Gary Brecher (War Nerd) reviews Notes from the Hyena’s Belly: An Ethiopian Boyhood, explaining that to understand bush wars you need to understand that violence doesn’t “come to” these places:
Being an African, Nega tells his childhood stories real cheerfully, but they’re way creepier and weirder than you’d expect. That’s why these stories are worth reading: to understand bush wars you need to understand that violence doesn’t “come to” these places like the bleedingheart reporters say. Violence is a daily fact for everyone, from toddler-hood on up. The way Nega tells it, growing up Amhara means being thrown into a horrible stew of weird Christian superstitions and ultra-violence from the moment you’re born. If you want to make warriors, the child-rearing theories they work with in the Horn are perfect. Oprah might not approve, though, because this is definitely not “positive-reinforcement stuff.”
Every part of Africa has some weird magic goin’ on, but the Amhara diagnoses in this book take the juju cake. When Nega’s uppity sister Almaz beats up a local drunk for abusing his wife, a friend of hers, the medicine men reach total consensus on the medical basis for the problem: “Your daughter has crossed the path of the devil at the garbage dump during the high sun.” You can’t argue with science.
But diagnosis is small-time stuff.
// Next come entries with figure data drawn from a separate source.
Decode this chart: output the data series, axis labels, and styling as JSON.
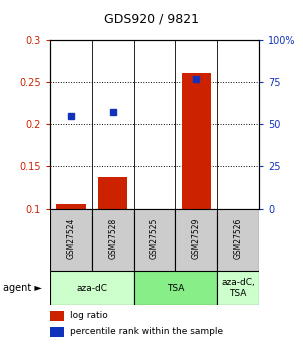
{
  "title": "GDS920 / 9821",
  "samples": [
    "GSM27524",
    "GSM27528",
    "GSM27525",
    "GSM27529",
    "GSM27526"
  ],
  "log_ratio": [
    0.105,
    0.137,
    0.1,
    0.26,
    0.1
  ],
  "percentile_rank_pct": [
    55.0,
    57.0,
    null,
    77.0,
    null
  ],
  "ylim_left": [
    0.1,
    0.3
  ],
  "ylim_right": [
    0,
    100
  ],
  "yticks_left": [
    0.1,
    0.15,
    0.2,
    0.25,
    0.3
  ],
  "yticks_right": [
    0,
    25,
    50,
    75,
    100
  ],
  "ytick_labels_left": [
    "0.1",
    "0.15",
    "0.2",
    "0.25",
    "0.3"
  ],
  "ytick_labels_right": [
    "0",
    "25",
    "50",
    "75",
    "100%"
  ],
  "bar_color": "#cc2200",
  "dot_color": "#1133bb",
  "agent_groups": [
    {
      "label": "aza-dC",
      "span": [
        0,
        2
      ],
      "color": "#ccffcc"
    },
    {
      "label": "TSA",
      "span": [
        2,
        4
      ],
      "color": "#88ee88"
    },
    {
      "label": "aza-dC,\nTSA",
      "span": [
        4,
        5
      ],
      "color": "#ccffcc"
    }
  ],
  "grid_color": "#000000",
  "background_color": "#ffffff",
  "sample_box_color": "#cccccc",
  "legend_items": [
    {
      "color": "#cc2200",
      "label": "log ratio"
    },
    {
      "color": "#1133bb",
      "label": "percentile rank within the sample"
    }
  ]
}
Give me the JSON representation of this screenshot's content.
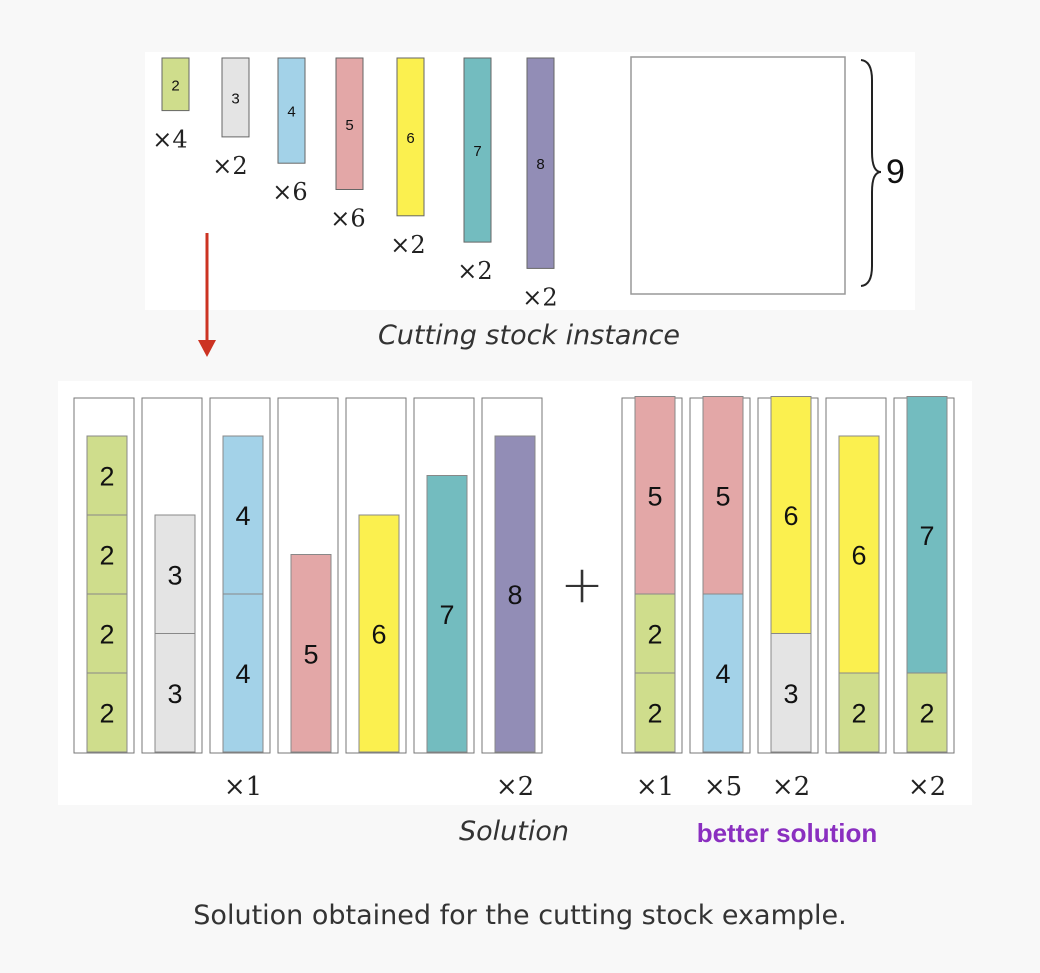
{
  "colors": {
    "piece_2": "#cfdd8c",
    "piece_3": "#e4e4e4",
    "piece_4": "#a3d2e8",
    "piece_5": "#e3a7a7",
    "piece_6": "#fbf04f",
    "piece_7": "#73bcbf",
    "piece_8": "#928db6",
    "arrow": "#cc3322",
    "better_label": "#8a2fc0",
    "panel": "#ffffff",
    "page": "#f8f8f8"
  },
  "instance": {
    "pieces": [
      {
        "length": "2",
        "multiplier": "×4"
      },
      {
        "length": "3",
        "multiplier": "×2"
      },
      {
        "length": "4",
        "multiplier": "×6"
      },
      {
        "length": "5",
        "multiplier": "×6"
      },
      {
        "length": "6",
        "multiplier": "×2"
      },
      {
        "length": "7",
        "multiplier": "×2"
      },
      {
        "length": "8",
        "multiplier": "×2"
      }
    ],
    "stock_length": "9",
    "title": "Cutting stock instance"
  },
  "solution": {
    "patterns": [
      {
        "pieces": [
          "2",
          "2",
          "2",
          "2"
        ],
        "multiplier": ""
      },
      {
        "pieces": [
          "3",
          "3"
        ],
        "multiplier": ""
      },
      {
        "pieces": [
          "4",
          "4"
        ],
        "multiplier": "×1"
      },
      {
        "pieces": [
          "5"
        ],
        "multiplier": ""
      },
      {
        "pieces": [
          "6"
        ],
        "multiplier": ""
      },
      {
        "pieces": [
          "7"
        ],
        "multiplier": ""
      },
      {
        "pieces": [
          "8"
        ],
        "multiplier": "×2"
      }
    ],
    "label": "Solution"
  },
  "plus_sign": "+",
  "better_solution": {
    "patterns": [
      {
        "pieces": [
          "5",
          "2",
          "2"
        ],
        "multiplier": "×1"
      },
      {
        "pieces": [
          "5",
          "4"
        ],
        "multiplier": "×5"
      },
      {
        "pieces": [
          "6",
          "3"
        ],
        "multiplier": "×2"
      },
      {
        "pieces": [
          "6",
          "2"
        ],
        "multiplier": ""
      },
      {
        "pieces": [
          "7",
          "2"
        ],
        "multiplier": "×2"
      }
    ],
    "label": "better solution"
  },
  "caption": "Solution obtained for the cutting stock example."
}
It’s in the cures that the Amhara genius for mixing insane superstition and horrible pain really comes into its own. For example, say you’re a worried parent and your lively little son has done something naughty. Little Nega gets mad at his teacher and says he’ll burn down the teacher’s barn. Of course he didn’t mean it, but you have to teach the brat a little manners, right? So instead of just beating the crap out of him, which is what Nega’s teacher, an insane blind monk, does when anybody forgets his lessons, Nega’s mom and dad decide to invest in their child’s future in a way that’s pure Amhara craziness: they buy a goat, hire a couple of off-duty soldiers to kill and skin it—carefully saving up all the bile and piss and shit from the goat’s guts. Then the soldiers pour all those nice smelly juices from the goats’ bowels into the skin. Then they grab little Nega, and stuff him inside the skin, and sew the skin shut, with Nega marinating inside the raw fresh goat skin along with all that shit and piss and bile. I’ll let Nega himself take it from there:
“I was too shocked to put up much of a fight. Once inside…I tried to keep myself from suffocating by poking my head up for air. But the soldiers pushed me down, adding water to the unsightly mix until I was completely drowned….Millenia passed and I was still inside that goat skin.”
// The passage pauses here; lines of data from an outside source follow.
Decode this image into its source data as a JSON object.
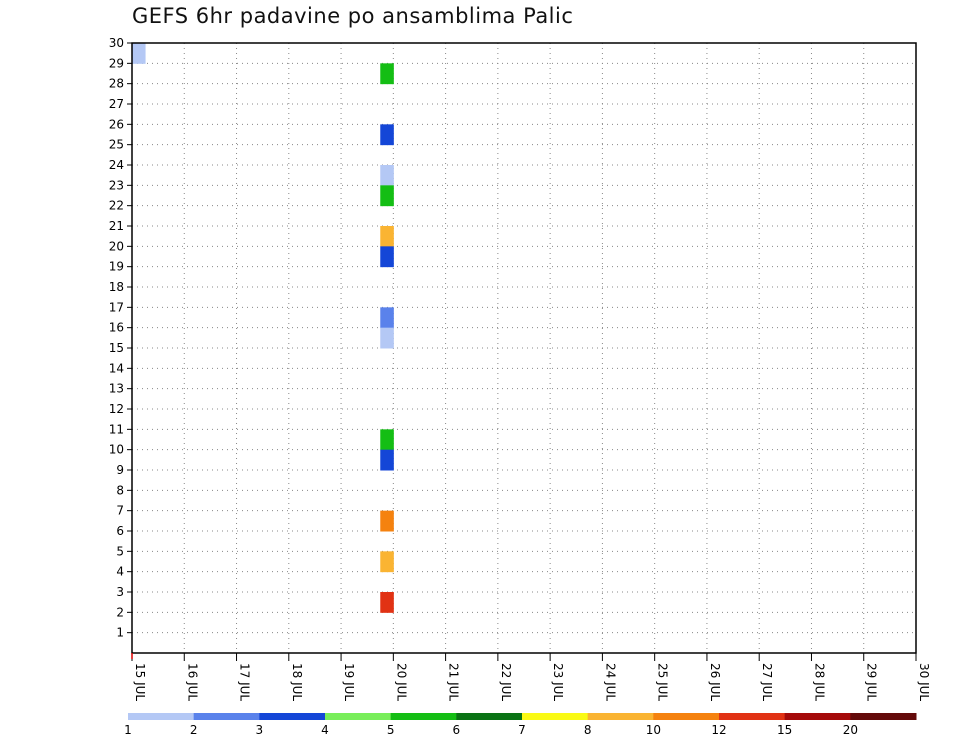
{
  "chart_data": {
    "type": "heatmap",
    "title": "GEFS 6hr padavine po ansamblima Palic",
    "xlabel": "",
    "ylabel": "",
    "y_ticks": [
      1,
      2,
      3,
      4,
      5,
      6,
      7,
      8,
      9,
      10,
      11,
      12,
      13,
      14,
      15,
      16,
      17,
      18,
      19,
      20,
      21,
      22,
      23,
      24,
      25,
      26,
      27,
      28,
      29,
      30
    ],
    "ylim": [
      0,
      30
    ],
    "x_ticks": [
      "15 JUL",
      "16 JUL",
      "17 JUL",
      "18 JUL",
      "19 JUL",
      "20 JUL",
      "21 JUL",
      "22 JUL",
      "23 JUL",
      "24 JUL",
      "25 JUL",
      "26 JUL",
      "27 JUL",
      "28 JUL",
      "29 JUL",
      "30 JUL"
    ],
    "xlim": [
      "15 JUL 00Z",
      "30 JUL 00Z"
    ],
    "time_step_hours": 6,
    "grid": true,
    "colorbar": {
      "labels": [
        1,
        2,
        3,
        4,
        5,
        6,
        7,
        8,
        10,
        12,
        15,
        20
      ],
      "colors": [
        "#b4c8f5",
        "#5a82eb",
        "#1446d7",
        "#78ee5a",
        "#14be14",
        "#0a7314",
        "#fafa14",
        "#fab432",
        "#f5820f",
        "#e13214",
        "#a50a0a",
        "#640a0a"
      ],
      "placement": "bottom"
    },
    "cells": [
      {
        "t": "15.00Z",
        "member": 30,
        "value": 1
      },
      {
        "t": "19.18Z",
        "member": 29,
        "value": 5
      },
      {
        "t": "19.18Z",
        "member": 26,
        "value": 3
      },
      {
        "t": "19.18Z",
        "member": 24,
        "value": 1
      },
      {
        "t": "19.18Z",
        "member": 23,
        "value": 5
      },
      {
        "t": "19.18Z",
        "member": 21,
        "value": 8
      },
      {
        "t": "19.18Z",
        "member": 20,
        "value": 3
      },
      {
        "t": "19.18Z",
        "member": 17,
        "value": 2
      },
      {
        "t": "19.18Z",
        "member": 16,
        "value": 1
      },
      {
        "t": "19.18Z",
        "member": 11,
        "value": 5
      },
      {
        "t": "19.18Z",
        "member": 10,
        "value": 3
      },
      {
        "t": "19.18Z",
        "member": 7,
        "value": 10
      },
      {
        "t": "19.18Z",
        "member": 5,
        "value": 8
      },
      {
        "t": "19.18Z",
        "member": 3,
        "value": 12
      }
    ]
  }
}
Nega thinks this is such a great story that he does a lot of comedy riffs on it, talking about all the hallucinations he had while he was sewn into the goat skin. It’s light comedy to him. That’s how you toughen up a warrior of the Horn.
Every time Nega describes some straight-outta-Hell torture or murder ritual, he reminds you that it’s one of those “time-honored traditions.” For instance, guess how a young fella from the Adal tribe has to prove he’s a good marriage prospect, a real Bachelor #1. He doesn’t have to buy a Boxster or flash his pecs. He just has to kill a man from another tribe, any other tribe, and come home with the dude’s penis on a stick. Seriously. The bigger the penis, the better the eager little date-bait’s prospects. And those Adal girls are real sticklers, apparently:
“Not every penis is the right candidate. The victim has to be an adult from a different tribe, and the penis has to be of a convincing size. In cases where the penis could be mistaken for that of a boy, the bridegroom must skin the part of the pelvis attached to the pelvis….” What Nega is getting at here is what Ali G. said kinda more concisely about da age of consent: “If there’s grass on the pitch, let’s play.” Except it’s kind of for all the marbles when the Adal play. One game is your career, like those Aztec ball-players who ended up served on corn tortillas if they lost.
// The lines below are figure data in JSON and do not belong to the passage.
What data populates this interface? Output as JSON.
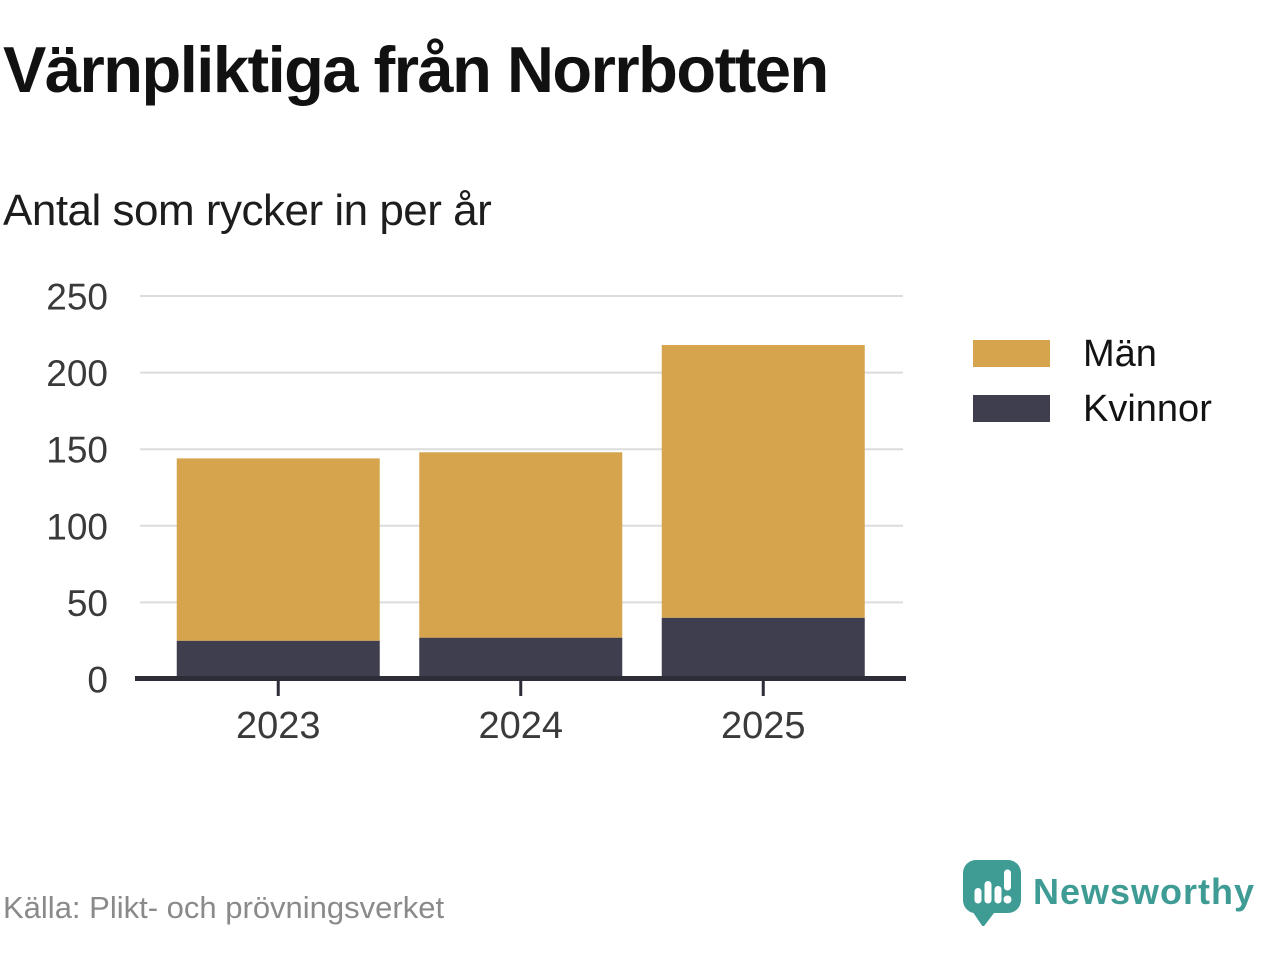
{
  "header": {
    "title": "Värnpliktiga från Norrbotten",
    "subtitle": "Antal som rycker in per år"
  },
  "chart_data": {
    "type": "bar",
    "stacked": true,
    "title": "Värnpliktiga från Norrbotten",
    "subtitle": "Antal som rycker in per år",
    "categories": [
      "2023",
      "2024",
      "2025"
    ],
    "series": [
      {
        "name": "Män",
        "color": "#D7A44E",
        "values": [
          119,
          121,
          178
        ]
      },
      {
        "name": "Kvinnor",
        "color": "#3E3E4E",
        "values": [
          25,
          27,
          40
        ]
      }
    ],
    "stack_bottom_to_top": [
      "Kvinnor",
      "Män"
    ],
    "totals": [
      144,
      148,
      218
    ],
    "xlabel": "",
    "ylabel": "",
    "ylim": [
      0,
      250
    ],
    "yticks": [
      0,
      50,
      100,
      150,
      200,
      250
    ],
    "grid": "horizontal",
    "legend_position": "right"
  },
  "legend": {
    "items": [
      {
        "label": "Män",
        "color": "#D7A44E"
      },
      {
        "label": "Kvinnor",
        "color": "#3E3E4E"
      }
    ]
  },
  "footer": {
    "source": "Källa: Plikt- och prövningsverket",
    "brand": "Newsworthy",
    "brand_icon": "newsworthy-speech-bubble-chart-icon",
    "brand_color": "#3E9C95"
  },
  "colors": {
    "background": "#FFFFFF",
    "men_bar": "#D7A44E",
    "women_bar": "#3E3E4E",
    "gridline": "#DCDCDC",
    "axis": "#2D2D38",
    "tick_labels": "#3A3A3A",
    "title_text": "#111111",
    "source_text": "#8A8A8A",
    "brand_teal": "#3E9C95"
  }
}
As Brecher notes, when you grow up in a place like that, you’re ready for war, but not for Canada:
So at the end of the book when Nega talks about what happened when he finally immigrated to Canada, he had some adjusting to do. My favorite example of Canuck culture-shock comes when he reads a a newspaper clipping about a guy getting jail for torturing his cat. He’s not falling for that! He actually cuts out the story to show his friends he gets the joke. Jail? For a little good clean cat-torture! Very funny! He describes his shock when his killjoy Canuck friends told him it wasn’t a joke at all, and was in fact a very serious crime in the Canadian Criminal Code. Nega tries to be a good animal-rights greenie in his new squeamish homeland but it’s not easy — not when you’ve been raised Amhara-style.